The governor has already scheduled a meeting with House Speaker Jason Stephens and Senate President Matt Huffman to discuss how to address what he terms as “holes” in this statutory measure. In his statement, the governor stated that while individuals could now smoke marijuana having been afforded the right to by the initiative, other individuals had a right to not be exposed to the smell of marijuana.
Both Stephens and Huffman have already talked about their independent interests in amending the marijuana law, centering on tax policy and limits of THC. The approved measure, Issue 2, already contains restrictions on the consumption of marijuana in public as individuals are prohibited from smoking cannabis in places where the smoking of tobacco is not allowed.

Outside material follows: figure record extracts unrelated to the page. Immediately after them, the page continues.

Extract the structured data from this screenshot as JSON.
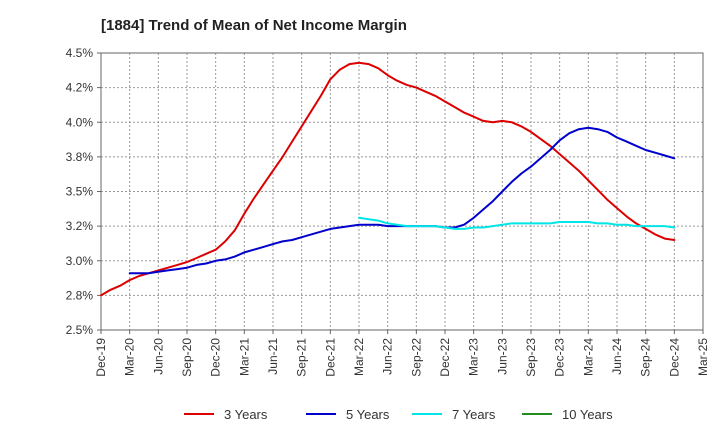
{
  "chart_data": {
    "type": "line",
    "title": "[1884]  Trend of Mean of Net Income Margin",
    "xlabel": "",
    "ylabel": "",
    "x_ticks": [
      "Dec-19",
      "Mar-20",
      "Jun-20",
      "Sep-20",
      "Dec-20",
      "Mar-21",
      "Jun-21",
      "Sep-21",
      "Dec-21",
      "Mar-22",
      "Jun-22",
      "Sep-22",
      "Dec-22",
      "Mar-23",
      "Jun-23",
      "Sep-23",
      "Dec-23",
      "Mar-24",
      "Jun-24",
      "Sep-24",
      "Dec-24",
      "Mar-25"
    ],
    "y_ticks": [
      "2.5%",
      "2.8%",
      "3.0%",
      "3.2%",
      "3.5%",
      "3.8%",
      "4.0%",
      "4.2%",
      "4.5%"
    ],
    "ylim": [
      2.5,
      4.5
    ],
    "grid": true,
    "legend_position": "bottom",
    "series": [
      {
        "name": "3 Years",
        "color": "#dd0000",
        "points": [
          [
            "Dec-19",
            2.75
          ],
          [
            "Jan-20",
            2.79
          ],
          [
            "Feb-20",
            2.82
          ],
          [
            "Mar-20",
            2.86
          ],
          [
            "Apr-20",
            2.89
          ],
          [
            "May-20",
            2.91
          ],
          [
            "Jun-20",
            2.93
          ],
          [
            "Jul-20",
            2.95
          ],
          [
            "Aug-20",
            2.97
          ],
          [
            "Sep-20",
            2.99
          ],
          [
            "Oct-20",
            3.02
          ],
          [
            "Nov-20",
            3.05
          ],
          [
            "Dec-20",
            3.08
          ],
          [
            "Jan-21",
            3.14
          ],
          [
            "Feb-21",
            3.22
          ],
          [
            "Mar-21",
            3.34
          ],
          [
            "Apr-21",
            3.45
          ],
          [
            "May-21",
            3.55
          ],
          [
            "Jun-21",
            3.65
          ],
          [
            "Jul-21",
            3.75
          ],
          [
            "Aug-21",
            3.86
          ],
          [
            "Sep-21",
            3.97
          ],
          [
            "Oct-21",
            4.08
          ],
          [
            "Nov-21",
            4.19
          ],
          [
            "Dec-21",
            4.31
          ],
          [
            "Jan-22",
            4.38
          ],
          [
            "Feb-22",
            4.42
          ],
          [
            "Mar-22",
            4.43
          ],
          [
            "Apr-22",
            4.42
          ],
          [
            "May-22",
            4.39
          ],
          [
            "Jun-22",
            4.34
          ],
          [
            "Jul-22",
            4.3
          ],
          [
            "Aug-22",
            4.27
          ],
          [
            "Sep-22",
            4.25
          ],
          [
            "Oct-22",
            4.22
          ],
          [
            "Nov-22",
            4.19
          ],
          [
            "Dec-22",
            4.15
          ],
          [
            "Jan-23",
            4.11
          ],
          [
            "Feb-23",
            4.07
          ],
          [
            "Mar-23",
            4.04
          ],
          [
            "Apr-23",
            4.01
          ],
          [
            "May-23",
            4.0
          ],
          [
            "Jun-23",
            4.01
          ],
          [
            "Jul-23",
            4.0
          ],
          [
            "Aug-23",
            3.97
          ],
          [
            "Sep-23",
            3.93
          ],
          [
            "Oct-23",
            3.88
          ],
          [
            "Nov-23",
            3.83
          ],
          [
            "Dec-23",
            3.77
          ],
          [
            "Jan-24",
            3.71
          ],
          [
            "Feb-24",
            3.65
          ],
          [
            "Mar-24",
            3.58
          ],
          [
            "Apr-24",
            3.51
          ],
          [
            "May-24",
            3.44
          ],
          [
            "Jun-24",
            3.38
          ],
          [
            "Jul-24",
            3.32
          ],
          [
            "Aug-24",
            3.27
          ],
          [
            "Sep-24",
            3.23
          ],
          [
            "Oct-24",
            3.19
          ],
          [
            "Nov-24",
            3.16
          ],
          [
            "Dec-24",
            3.15
          ]
        ]
      },
      {
        "name": "5 Years",
        "color": "#0000cc",
        "points": [
          [
            "Dec-19",
            null
          ],
          [
            "Mar-20",
            2.91
          ],
          [
            "Apr-20",
            2.91
          ],
          [
            "May-20",
            2.91
          ],
          [
            "Jun-20",
            2.92
          ],
          [
            "Jul-20",
            2.93
          ],
          [
            "Aug-20",
            2.94
          ],
          [
            "Sep-20",
            2.95
          ],
          [
            "Oct-20",
            2.97
          ],
          [
            "Nov-20",
            2.98
          ],
          [
            "Dec-20",
            3.0
          ],
          [
            "Jan-21",
            3.01
          ],
          [
            "Feb-21",
            3.03
          ],
          [
            "Mar-21",
            3.06
          ],
          [
            "Apr-21",
            3.08
          ],
          [
            "May-21",
            3.1
          ],
          [
            "Jun-21",
            3.12
          ],
          [
            "Jul-21",
            3.14
          ],
          [
            "Aug-21",
            3.15
          ],
          [
            "Sep-21",
            3.17
          ],
          [
            "Oct-21",
            3.19
          ],
          [
            "Nov-21",
            3.21
          ],
          [
            "Dec-21",
            3.23
          ],
          [
            "Jan-22",
            3.24
          ],
          [
            "Feb-22",
            3.25
          ],
          [
            "Mar-22",
            3.26
          ],
          [
            "Apr-22",
            3.26
          ],
          [
            "May-22",
            3.26
          ],
          [
            "Jun-22",
            3.25
          ],
          [
            "Jul-22",
            3.25
          ],
          [
            "Aug-22",
            3.25
          ],
          [
            "Sep-22",
            3.25
          ],
          [
            "Oct-22",
            3.25
          ],
          [
            "Nov-22",
            3.25
          ],
          [
            "Dec-22",
            3.24
          ],
          [
            "Jan-23",
            3.24
          ],
          [
            "Feb-23",
            3.26
          ],
          [
            "Mar-23",
            3.31
          ],
          [
            "Apr-23",
            3.37
          ],
          [
            "May-23",
            3.43
          ],
          [
            "Jun-23",
            3.5
          ],
          [
            "Jul-23",
            3.57
          ],
          [
            "Aug-23",
            3.63
          ],
          [
            "Sep-23",
            3.68
          ],
          [
            "Oct-23",
            3.74
          ],
          [
            "Nov-23",
            3.8
          ],
          [
            "Dec-23",
            3.87
          ],
          [
            "Jan-24",
            3.92
          ],
          [
            "Feb-24",
            3.95
          ],
          [
            "Mar-24",
            3.96
          ],
          [
            "Apr-24",
            3.95
          ],
          [
            "May-24",
            3.93
          ],
          [
            "Jun-24",
            3.89
          ],
          [
            "Jul-24",
            3.86
          ],
          [
            "Aug-24",
            3.83
          ],
          [
            "Sep-24",
            3.8
          ],
          [
            "Oct-24",
            3.78
          ],
          [
            "Nov-24",
            3.76
          ],
          [
            "Dec-24",
            3.74
          ]
        ]
      },
      {
        "name": "7 Years",
        "color": "#00e5e5",
        "points": [
          [
            "Mar-22",
            3.31
          ],
          [
            "Apr-22",
            3.3
          ],
          [
            "May-22",
            3.29
          ],
          [
            "Jun-22",
            3.27
          ],
          [
            "Jul-22",
            3.26
          ],
          [
            "Aug-22",
            3.25
          ],
          [
            "Sep-22",
            3.25
          ],
          [
            "Oct-22",
            3.25
          ],
          [
            "Nov-22",
            3.25
          ],
          [
            "Dec-22",
            3.24
          ],
          [
            "Jan-23",
            3.23
          ],
          [
            "Feb-23",
            3.23
          ],
          [
            "Mar-23",
            3.24
          ],
          [
            "Apr-23",
            3.24
          ],
          [
            "May-23",
            3.25
          ],
          [
            "Jun-23",
            3.26
          ],
          [
            "Jul-23",
            3.27
          ],
          [
            "Aug-23",
            3.27
          ],
          [
            "Sep-23",
            3.27
          ],
          [
            "Oct-23",
            3.27
          ],
          [
            "Nov-23",
            3.27
          ],
          [
            "Dec-23",
            3.28
          ],
          [
            "Jan-24",
            3.28
          ],
          [
            "Feb-24",
            3.28
          ],
          [
            "Mar-24",
            3.28
          ],
          [
            "Apr-24",
            3.27
          ],
          [
            "May-24",
            3.27
          ],
          [
            "Jun-24",
            3.26
          ],
          [
            "Jul-24",
            3.26
          ],
          [
            "Aug-24",
            3.25
          ],
          [
            "Sep-24",
            3.25
          ],
          [
            "Oct-24",
            3.25
          ],
          [
            "Nov-24",
            3.25
          ],
          [
            "Dec-24",
            3.24
          ]
        ]
      },
      {
        "name": "10 Years",
        "color": "#228b22",
        "points": []
      }
    ]
  }
}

The governor’s aim may be to clarify or expand the law’s provisions on consumption, which needs to be done soon, given the limited time remaining to act on this before the legislation takes effect.
Some believe that this move does not respect the will of the voters, however, with Coalition to Regulate Marijuana Like Alcohol spokesperson Tom Haren noting that he couldn’t believe elected officials weren’t respecting the outcome of an election.
The coalition is focused on establishing regulatory frameworks to allow individuals aged 21 years of age and older to grow, possess and buy marijuana in Ohio. Haren added that every voter in the state of Ohio had a right to expect that elected officials would respect and implement their will.
This sentiment was also echoed by Representative Casey Weinstein, who sponsored the bipartisan legalization measure and championed for marijuana reform in the legislature. Weinstein stated in a recent interview that voters in Ohio were very clear at the ballot, noting that legislators needed to heed the call and uphold the will of the voters.
Following the resolution’s approval, the Ohio Department of Commerce published an FAQ guide for residents to learn about the new law and timeline for implementation. However, regulators continued to emphasize that the policies may be subject to change depending on how the legislature acts.
Regardless of the final form that the legalization law takes, Ohio entrepreneurs could finally have a chance to start and run recreational marijuana companies that grow to reach the level of entities such as Trulieve Cannabis Corp. (CSE: TRUL) (OTCQX: TCNNF) that are thriving in other legal marijuana markets.